Problem source

A and B play a guessing game. Each simultaneously names one of the numbers $1,2,3.$ If the numbers differ by 2, whoever guessed the smaller pays the opponent £$2$. If the numbers differ by 1, whoever guessed the larger pays the opponent £$1.$
Otherwise no money changes hands. Many rounds of the game are played. 
\begin{questionparts}
\item If A says he will always guess the same number $N$, explain (for each value of $N$) how B can maximise his winnings. 
\item In an attempt to improve his play, A announces that he will guess each number at random with probability $\frac{1}{3},$ guesses on different rounds being independent.
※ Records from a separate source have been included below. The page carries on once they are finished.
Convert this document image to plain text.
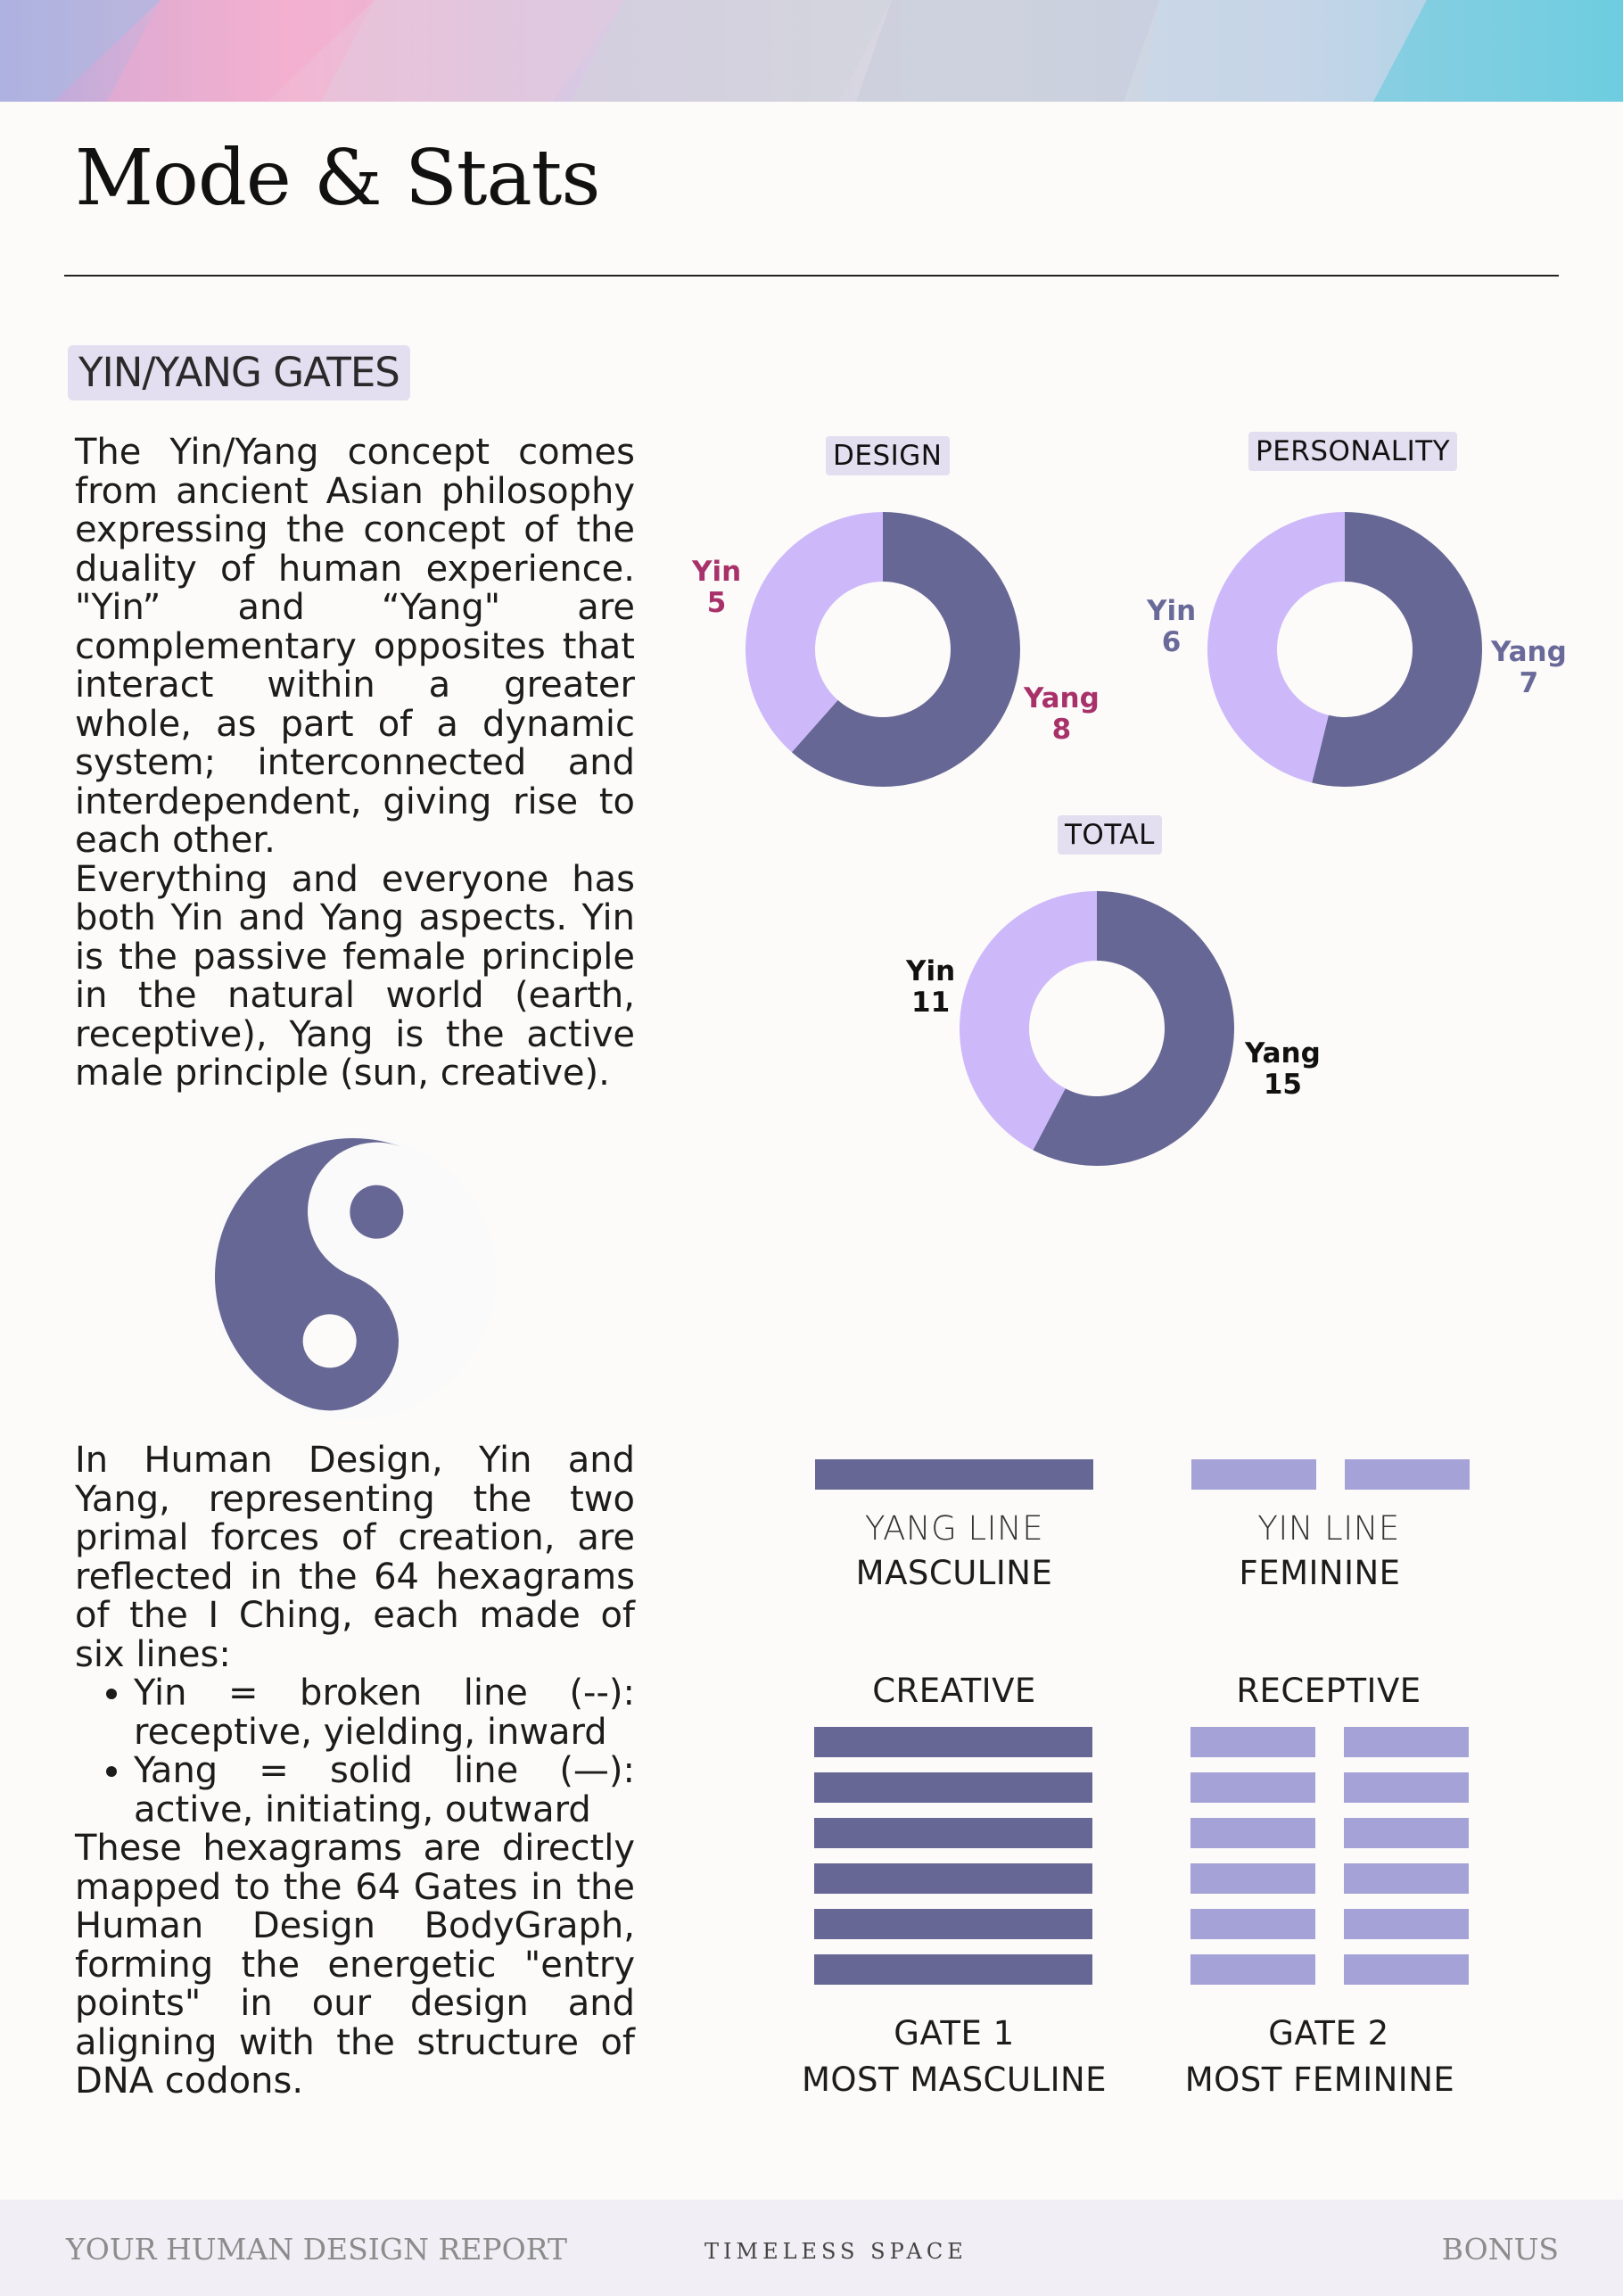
Mode & Stats
YIN/YANG GATES

The Yin/Yang concept comes from ancient Asian philosophy expressing the concept of the duality of human experience. "Yin” and “Yang" are complementary opposites that interact within a greater whole, as part of a dynamic system; interconnected and interdependent, giving rise to each other.

Everything and everyone has both Yin and Yang aspects. Yin is the passive female principle in the natural world (earth, receptive), Yang is the active male principle (sun, creative).

In Human Design, Yin and Yang, representing the two primal forces of creation, are reflected in the 64 hexagrams of the I Ching, each made of six lines:

• Yin = broken line (--): receptive, yielding, inward
• Yang = solid line (—): active, initiating, outward

These hexagrams are directly mapped to the 64 Gates in the Human Design BodyGraph, forming the energetic "entry points" in our design and aligning with the structure of DNA codons.

DESIGN	PERSONALITY
TOTAL
Yin
5
Yang
8
Yin
6	Yang
7
Yin
11
Yang
15
YANG LINE
MASCULINE
YIN LINE
FEMININE
CREATIVE	RECEPTIVE
GATE 1
MOST MASCULINE
GATE 2
MOST FEMININE
YOUR HUMAN DESIGN REPORT	TIMELESS SPACE	BONUS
To counter this, B secretly decides
to guess $j$ with probability $b_{j}$ ($j=1,2,3,\, b_{1}+b_{2}+b_{3}=1$), guesses on different rounds being independent. Derive an expression for B's expected winnings on any round. How should the probabilities $b_{j}$ be chosen so as to maximize this expression? 
\item A now announces that he will guess $j$ with probability $a_{j}$ ($j=1,2,3,\, a_{1}+a_{2}+a_{3}=1$). If B guesses $j$ with probability $b_{j}$ ($j=1,2,3,\, b_{1}+b_{2}+b_{3}=1$), obtain an expression for his expected winnings in the form 
\[
Xa_{1}+Ya_{2}+Za_{3}.
\]
Show that he can choose $b_{1},b_{2}$ and $b_{3}$ such that $X,Y$ and $Z$ are all non-negative. Deduce that, whatever values for $a_{j}$ are chosen by A, B can ensure that in the long run he loses no money.
 \end{questionparts}

Solution source

\begin{questionparts}
\item Suppose A always plays $1$, then B should always play $2$ and every time they will win 1.
Suppose A always plays $2$ then B should always play $3$ and every time they will win 1.
If A always plays $3$ then B should always play $1$ and every time they will win 2.

\item 
\begin{array}{cccc}
& b_1 & b_2 & b_3 \\
\frac13 & (0, \frac{b_1}{3}) & (1, \frac{b_2}{3}) & (-2, \frac{b_3}{3}) \\
\frac13 & (-1, \frac{b_1}{3}) & (0, \frac{b_2}{3}) & (1, \frac{b_3}{3}) \\
\frac13 & (2, \frac{b_1}{3}) & (-1, \frac{b_2}{3}) & (0, \frac{b_3}{3}) \\
\end{array}

Therefore the expected value is: $\frac{b_1}{3} - \frac{b_3}{3}$ and to maximise this he should always guess $1$ (ie $b_1 = 1, b_2 = 0, b_3 = 0$.)

\item \begin{array}{cccc}
& b_1 & b_2 & b_3 \\
a_1 & (0, a_1b_1) & (1, a_1b_2) & (-2, a_1b_3) \\
a_2 & (-1, a_2b_1) & (0, a_2b_2) & (1, a_2b_3) \\
a_3 & (2, a_3b_1) & (-1, a_3b_2) & (0, a_3b_3) \\
\end{array}

Therefore the expected value is:

$(b_2-2b_3)a_1 + (b_3-b_1)a_2 + (2b_1-b_2)a_3$

We need $b_2 \geq 2b_3, b_3 \geq b_1, 2b_1 \geq b_2$ so $b_1 \leq b_3 \leq \frac12 b_2 \leq b_1$ so we could take $b_1 = b_3 = \frac12 b_2$ or $b_1 = b_3 = \frac14, b_2 = \frac12$ and all values would be $0$.

Therefore by choosing these values $B$ can guarantee his expected value is $0$ and therefore shouldn't expect to lose money in the long run.
\end{questionparts}